霧が晴れたら、そこは草原だった。青空のもと、誰かがレジャーシートを広げて座ってる。
ゆるやかな風に猫っ毛を揺らしながらこちらに手を振るのは、童顔のワンコ系男子だ。かわいい。
【死後四十二日目を担当する
へえ。確かに優しそうだもんね。
狭いレジャーシートに並んで座る変生王さまとタナカ。微妙な光景だけど、一生懸命に話を聞く変生王さまが素敵。
「それは大変でしたね。あなたの事情もよく分かりますよ」
目に涙を溜めるタナカの禿げ頭をぽんぽんしてあげる変生王さま。頬を染めるタナカ。
やめて。
「あなたにだけ特別に教えてあげましょう。向こうに、三つの道が見えるでしょう?」
変生王さまが示す先には、のどかな風景の中に確かに三股に分かれる道が見えた。
「あの道は、どこから行っても極楽浄土に繋がります。行くなら今のうちですよ」
そんな逃げ道あんの!?
“極楽浄土”という言葉に惹かれたのか、タナカが立ち上がる。
「本当に、ええんでしょうか!?」
にっこりと頷く変生王さま。
「恩にきます!」
タナカが走り出すと。
突然雷鳴がとどろき、のどかな風景が一変した。
辺りは暗く、草原はただの砂地に。

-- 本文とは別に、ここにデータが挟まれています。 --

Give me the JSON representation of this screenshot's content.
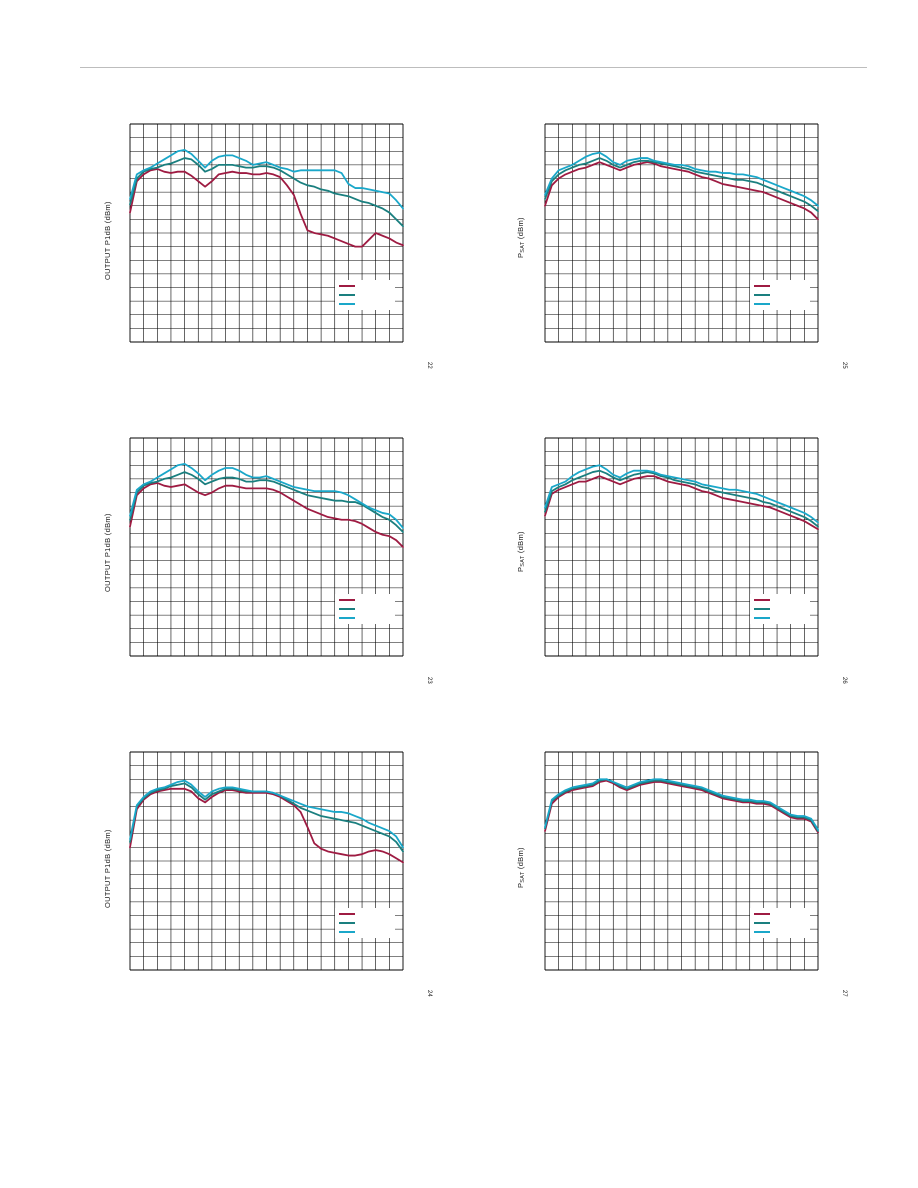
{
  "colors": {
    "series_a": "#9e1b42",
    "series_b": "#1a7f7f",
    "series_c": "#1aa7c9",
    "grid": "#000000"
  },
  "chart_data": [
    {
      "type": "line",
      "panel": "top-left",
      "ylabel": "OUTPUT P1dB (dBm)",
      "figure_number": "22",
      "grid": true,
      "legend_placement": "bottom-right",
      "x": [
        0,
        0.5,
        1,
        1.5,
        2,
        2.5,
        3,
        3.5,
        4,
        4.5,
        5,
        5.5,
        6,
        6.5,
        7,
        7.5,
        8,
        8.5,
        9,
        9.5,
        10,
        10.5,
        11,
        11.5,
        12,
        12.5,
        13,
        13.5,
        14,
        14.5,
        15,
        15.5,
        16,
        16.5,
        17,
        17.5,
        18,
        18.5,
        19,
        19.5,
        20
      ],
      "xlim": [
        0,
        20
      ],
      "ylim": [
        0,
        16
      ],
      "series": [
        {
          "values": [
            9.5,
            11.8,
            12.3,
            12.6,
            12.7,
            12.5,
            12.4,
            12.5,
            12.5,
            12.2,
            11.8,
            11.4,
            11.8,
            12.3,
            12.4,
            12.5,
            12.4,
            12.4,
            12.3,
            12.3,
            12.4,
            12.3,
            12.1,
            11.5,
            10.8,
            9.4,
            8.2,
            8.0,
            7.9,
            7.8,
            7.6,
            7.4,
            7.2,
            7.0,
            7.0,
            7.5,
            8.0,
            7.8,
            7.6,
            7.3,
            7.1
          ]
        },
        {
          "values": [
            10.1,
            12.0,
            12.5,
            12.7,
            12.8,
            13.0,
            13.1,
            13.3,
            13.5,
            13.4,
            13.0,
            12.5,
            12.7,
            13.0,
            13.0,
            13.0,
            12.9,
            12.8,
            12.8,
            12.9,
            12.9,
            12.8,
            12.6,
            12.3,
            12.0,
            11.7,
            11.5,
            11.4,
            11.2,
            11.1,
            10.9,
            10.8,
            10.7,
            10.5,
            10.3,
            10.2,
            10.0,
            9.8,
            9.5,
            9.0,
            8.5
          ]
        },
        {
          "values": [
            10.5,
            12.3,
            12.6,
            12.8,
            13.1,
            13.4,
            13.7,
            14.0,
            14.1,
            13.8,
            13.3,
            12.8,
            13.3,
            13.6,
            13.7,
            13.7,
            13.5,
            13.3,
            13.0,
            13.1,
            13.2,
            13.0,
            12.8,
            12.7,
            12.5,
            12.6,
            12.6,
            12.6,
            12.6,
            12.6,
            12.6,
            12.4,
            11.6,
            11.3,
            11.3,
            11.2,
            11.1,
            11.0,
            10.9,
            10.4,
            9.8
          ]
        }
      ]
    },
    {
      "type": "line",
      "panel": "top-right",
      "ylabel": "PSAT (dBm)",
      "figure_number": "25",
      "grid": true,
      "legend_placement": "bottom-right",
      "x": [
        0,
        0.5,
        1,
        1.5,
        2,
        2.5,
        3,
        3.5,
        4,
        4.5,
        5,
        5.5,
        6,
        6.5,
        7,
        7.5,
        8,
        8.5,
        9,
        9.5,
        10,
        10.5,
        11,
        11.5,
        12,
        12.5,
        13,
        13.5,
        14,
        14.5,
        15,
        15.5,
        16,
        16.5,
        17,
        17.5,
        18,
        18.5,
        19,
        19.5,
        20
      ],
      "xlim": [
        0,
        20
      ],
      "ylim": [
        0,
        16
      ],
      "series": [
        {
          "values": [
            10.0,
            11.5,
            12.0,
            12.3,
            12.5,
            12.7,
            12.8,
            13.0,
            13.2,
            13.0,
            12.8,
            12.6,
            12.8,
            13.0,
            13.1,
            13.2,
            13.1,
            12.9,
            12.8,
            12.7,
            12.6,
            12.5,
            12.3,
            12.1,
            12.0,
            11.8,
            11.6,
            11.5,
            11.4,
            11.3,
            11.2,
            11.1,
            11.0,
            10.8,
            10.6,
            10.4,
            10.2,
            10.0,
            9.8,
            9.5,
            9.0
          ]
        },
        {
          "values": [
            10.5,
            11.8,
            12.3,
            12.6,
            12.8,
            13.0,
            13.1,
            13.3,
            13.5,
            13.3,
            13.0,
            12.8,
            13.0,
            13.2,
            13.3,
            13.3,
            13.2,
            13.1,
            13.0,
            12.9,
            12.8,
            12.7,
            12.5,
            12.4,
            12.3,
            12.2,
            12.1,
            12.0,
            11.9,
            11.9,
            11.8,
            11.7,
            11.5,
            11.3,
            11.1,
            10.9,
            10.7,
            10.5,
            10.3,
            10.0,
            9.6
          ]
        },
        {
          "values": [
            10.8,
            12.0,
            12.6,
            12.8,
            13.0,
            13.3,
            13.6,
            13.8,
            13.9,
            13.6,
            13.2,
            13.0,
            13.3,
            13.4,
            13.5,
            13.5,
            13.3,
            13.2,
            13.1,
            13.0,
            13.0,
            12.9,
            12.7,
            12.6,
            12.5,
            12.5,
            12.4,
            12.4,
            12.3,
            12.3,
            12.2,
            12.1,
            11.9,
            11.7,
            11.5,
            11.3,
            11.1,
            10.9,
            10.7,
            10.4,
            10.0
          ]
        }
      ]
    },
    {
      "type": "line",
      "panel": "middle-left",
      "ylabel": "OUTPUT P1dB (dBm)",
      "figure_number": "23",
      "grid": true,
      "legend_placement": "bottom-right",
      "x": [
        0,
        0.5,
        1,
        1.5,
        2,
        2.5,
        3,
        3.5,
        4,
        4.5,
        5,
        5.5,
        6,
        6.5,
        7,
        7.5,
        8,
        8.5,
        9,
        9.5,
        10,
        10.5,
        11,
        11.5,
        12,
        12.5,
        13,
        13.5,
        14,
        14.5,
        15,
        15.5,
        16,
        16.5,
        17,
        17.5,
        18,
        18.5,
        19,
        19.5,
        20
      ],
      "xlim": [
        0,
        20
      ],
      "ylim": [
        0,
        16
      ],
      "series": [
        {
          "values": [
            9.5,
            11.8,
            12.3,
            12.6,
            12.7,
            12.5,
            12.4,
            12.5,
            12.6,
            12.3,
            12.0,
            11.8,
            12.0,
            12.3,
            12.5,
            12.5,
            12.4,
            12.3,
            12.3,
            12.3,
            12.3,
            12.2,
            12.0,
            11.7,
            11.4,
            11.1,
            10.8,
            10.6,
            10.4,
            10.2,
            10.1,
            10.0,
            10.0,
            9.9,
            9.7,
            9.4,
            9.1,
            8.9,
            8.8,
            8.5,
            8.0
          ]
        },
        {
          "values": [
            10.0,
            12.0,
            12.5,
            12.7,
            12.8,
            13.0,
            13.1,
            13.3,
            13.5,
            13.3,
            13.0,
            12.6,
            12.8,
            13.0,
            13.1,
            13.1,
            13.0,
            12.8,
            12.8,
            12.9,
            12.9,
            12.8,
            12.6,
            12.4,
            12.2,
            12.0,
            11.8,
            11.7,
            11.6,
            11.5,
            11.4,
            11.4,
            11.3,
            11.3,
            11.1,
            10.8,
            10.5,
            10.2,
            10.0,
            9.6,
            9.1
          ]
        },
        {
          "values": [
            10.3,
            12.2,
            12.6,
            12.8,
            13.1,
            13.4,
            13.7,
            14.0,
            14.1,
            13.8,
            13.4,
            12.9,
            13.3,
            13.6,
            13.8,
            13.8,
            13.6,
            13.3,
            13.1,
            13.1,
            13.2,
            13.0,
            12.8,
            12.6,
            12.4,
            12.3,
            12.2,
            12.1,
            12.1,
            12.1,
            12.1,
            12.0,
            11.8,
            11.5,
            11.2,
            10.9,
            10.7,
            10.5,
            10.4,
            10.0,
            9.4
          ]
        }
      ]
    },
    {
      "type": "line",
      "panel": "middle-right",
      "ylabel": "PSAT (dBm)",
      "figure_number": "26",
      "grid": true,
      "legend_placement": "bottom-right",
      "x": [
        0,
        0.5,
        1,
        1.5,
        2,
        2.5,
        3,
        3.5,
        4,
        4.5,
        5,
        5.5,
        6,
        6.5,
        7,
        7.5,
        8,
        8.5,
        9,
        9.5,
        10,
        10.5,
        11,
        11.5,
        12,
        12.5,
        13,
        13.5,
        14,
        14.5,
        15,
        15.5,
        16,
        16.5,
        17,
        17.5,
        18,
        18.5,
        19,
        19.5,
        20
      ],
      "xlim": [
        0,
        20
      ],
      "ylim": [
        0,
        16
      ],
      "series": [
        {
          "values": [
            10.3,
            11.9,
            12.2,
            12.4,
            12.6,
            12.8,
            12.8,
            13.0,
            13.2,
            13.0,
            12.8,
            12.6,
            12.8,
            13.0,
            13.1,
            13.2,
            13.2,
            13.0,
            12.8,
            12.7,
            12.6,
            12.5,
            12.3,
            12.1,
            12.0,
            11.8,
            11.6,
            11.5,
            11.4,
            11.3,
            11.2,
            11.1,
            11.0,
            10.9,
            10.7,
            10.5,
            10.3,
            10.1,
            9.9,
            9.6,
            9.3
          ]
        },
        {
          "values": [
            10.6,
            12.1,
            12.4,
            12.6,
            12.9,
            13.1,
            13.3,
            13.5,
            13.6,
            13.4,
            13.1,
            12.9,
            13.1,
            13.3,
            13.4,
            13.5,
            13.4,
            13.2,
            13.1,
            12.9,
            12.8,
            12.7,
            12.6,
            12.4,
            12.3,
            12.1,
            12.0,
            11.9,
            11.8,
            11.7,
            11.6,
            11.5,
            11.3,
            11.2,
            11.0,
            10.8,
            10.6,
            10.4,
            10.2,
            9.9,
            9.5
          ]
        },
        {
          "values": [
            10.9,
            12.4,
            12.6,
            12.8,
            13.2,
            13.5,
            13.7,
            13.9,
            14.0,
            13.7,
            13.3,
            13.1,
            13.4,
            13.6,
            13.6,
            13.6,
            13.5,
            13.3,
            13.2,
            13.1,
            13.0,
            12.9,
            12.8,
            12.6,
            12.5,
            12.4,
            12.3,
            12.2,
            12.2,
            12.1,
            12.0,
            11.9,
            11.7,
            11.5,
            11.3,
            11.1,
            10.9,
            10.7,
            10.5,
            10.2,
            9.8
          ]
        }
      ]
    },
    {
      "type": "line",
      "panel": "bottom-left",
      "ylabel": "OUTPUT P1dB (dBm)",
      "figure_number": "24",
      "grid": true,
      "legend_placement": "bottom-right",
      "x": [
        0,
        0.5,
        1,
        1.5,
        2,
        2.5,
        3,
        3.5,
        4,
        4.5,
        5,
        5.5,
        6,
        6.5,
        7,
        7.5,
        8,
        8.5,
        9,
        9.5,
        10,
        10.5,
        11,
        11.5,
        12,
        12.5,
        13,
        13.5,
        14,
        14.5,
        15,
        15.5,
        16,
        16.5,
        17,
        17.5,
        18,
        18.5,
        19,
        19.5,
        20
      ],
      "xlim": [
        0,
        20
      ],
      "ylim": [
        0,
        16
      ],
      "series": [
        {
          "values": [
            9.0,
            11.8,
            12.5,
            12.9,
            13.1,
            13.2,
            13.3,
            13.3,
            13.3,
            13.1,
            12.6,
            12.3,
            12.7,
            13.0,
            13.2,
            13.2,
            13.1,
            13.0,
            13.0,
            13.0,
            13.0,
            12.9,
            12.7,
            12.4,
            12.1,
            11.6,
            10.5,
            9.3,
            8.9,
            8.7,
            8.6,
            8.5,
            8.4,
            8.4,
            8.5,
            8.7,
            8.8,
            8.7,
            8.5,
            8.2,
            7.9
          ]
        },
        {
          "values": [
            9.4,
            12.0,
            12.6,
            13.0,
            13.2,
            13.3,
            13.5,
            13.6,
            13.7,
            13.4,
            12.9,
            12.5,
            12.9,
            13.1,
            13.3,
            13.3,
            13.2,
            13.1,
            13.1,
            13.1,
            13.1,
            13.0,
            12.8,
            12.5,
            12.2,
            11.9,
            11.7,
            11.5,
            11.3,
            11.2,
            11.1,
            11.0,
            10.9,
            10.8,
            10.6,
            10.4,
            10.2,
            10.0,
            9.8,
            9.4,
            8.7
          ]
        },
        {
          "values": [
            9.6,
            12.1,
            12.7,
            13.1,
            13.3,
            13.4,
            13.6,
            13.8,
            13.9,
            13.6,
            13.1,
            12.7,
            13.1,
            13.3,
            13.4,
            13.4,
            13.3,
            13.2,
            13.1,
            13.1,
            13.1,
            13.0,
            12.8,
            12.6,
            12.4,
            12.2,
            12.0,
            11.9,
            11.8,
            11.7,
            11.6,
            11.6,
            11.5,
            11.3,
            11.1,
            10.8,
            10.6,
            10.4,
            10.2,
            9.8,
            9.0
          ]
        }
      ]
    },
    {
      "type": "line",
      "panel": "bottom-right",
      "ylabel": "PSAT (dBm)",
      "figure_number": "27",
      "grid": true,
      "legend_placement": "bottom-right",
      "x": [
        0,
        0.5,
        1,
        1.5,
        2,
        2.5,
        3,
        3.5,
        4,
        4.5,
        5,
        5.5,
        6,
        6.5,
        7,
        7.5,
        8,
        8.5,
        9,
        9.5,
        10,
        10.5,
        11,
        11.5,
        12,
        12.5,
        13,
        13.5,
        14,
        14.5,
        15,
        15.5,
        16,
        16.5,
        17,
        17.5,
        18,
        18.5,
        19,
        19.5,
        20
      ],
      "xlim": [
        0,
        20
      ],
      "ylim": [
        0,
        16
      ],
      "series": [
        {
          "values": [
            10.2,
            12.2,
            12.7,
            13.0,
            13.2,
            13.3,
            13.4,
            13.5,
            13.8,
            13.9,
            13.7,
            13.4,
            13.2,
            13.4,
            13.6,
            13.7,
            13.8,
            13.8,
            13.7,
            13.6,
            13.5,
            13.4,
            13.3,
            13.2,
            13.0,
            12.8,
            12.6,
            12.5,
            12.4,
            12.3,
            12.3,
            12.2,
            12.2,
            12.1,
            11.8,
            11.5,
            11.2,
            11.1,
            11.1,
            10.9,
            10.1
          ]
        },
        {
          "values": [
            10.4,
            12.4,
            12.8,
            13.1,
            13.3,
            13.4,
            13.5,
            13.6,
            13.9,
            14.0,
            13.8,
            13.5,
            13.3,
            13.5,
            13.7,
            13.8,
            13.9,
            13.9,
            13.8,
            13.7,
            13.6,
            13.5,
            13.4,
            13.3,
            13.1,
            12.9,
            12.7,
            12.6,
            12.5,
            12.4,
            12.4,
            12.3,
            12.3,
            12.2,
            11.9,
            11.6,
            11.3,
            11.2,
            11.2,
            11.0,
            10.2
          ]
        },
        {
          "values": [
            10.5,
            12.5,
            12.9,
            13.2,
            13.4,
            13.5,
            13.6,
            13.7,
            14.0,
            14.0,
            13.8,
            13.6,
            13.4,
            13.6,
            13.8,
            13.9,
            14.0,
            14.0,
            13.9,
            13.8,
            13.7,
            13.6,
            13.5,
            13.4,
            13.2,
            13.0,
            12.8,
            12.7,
            12.6,
            12.5,
            12.5,
            12.4,
            12.4,
            12.3,
            12.0,
            11.7,
            11.4,
            11.3,
            11.3,
            11.1,
            10.3
          ]
        }
      ]
    }
  ]
}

三つの道も見えない。
「バカが見~る~」
今の……誰?
タナカが振り返ると、そこにはマイルドな笑顔のワンコ系男子はいなかった。目を邪悪に光らせ、人を小馬鹿にするように口角を吊り上げた……これが、変生王さまの本性──。
「アンタさぁ、ボクの前にも裁きを受けてきたんだろ? なのに何も分かってないみたいだね」
鼻から息を吐く変生王さま。かわいく整った顔立ちはそのままなのに、当初の優しさは皆無だ。
「ホントに反省してるなら、こういうのは慎むべきでしょ」
上げて落とすタイプ!
「じゃ、書いとくね。引っかかりましたよ、と」
帳面にペンを走らせる変生王さま。周囲は再び霧が立ち込める。
ああ、怖かった。初めからブチ切れてる秦広王さまの方がずっとマシに思えてくるよ……。
霧が薄らいでくると、また何か見えてきた。室内みたい。ここ……病院の、診察室?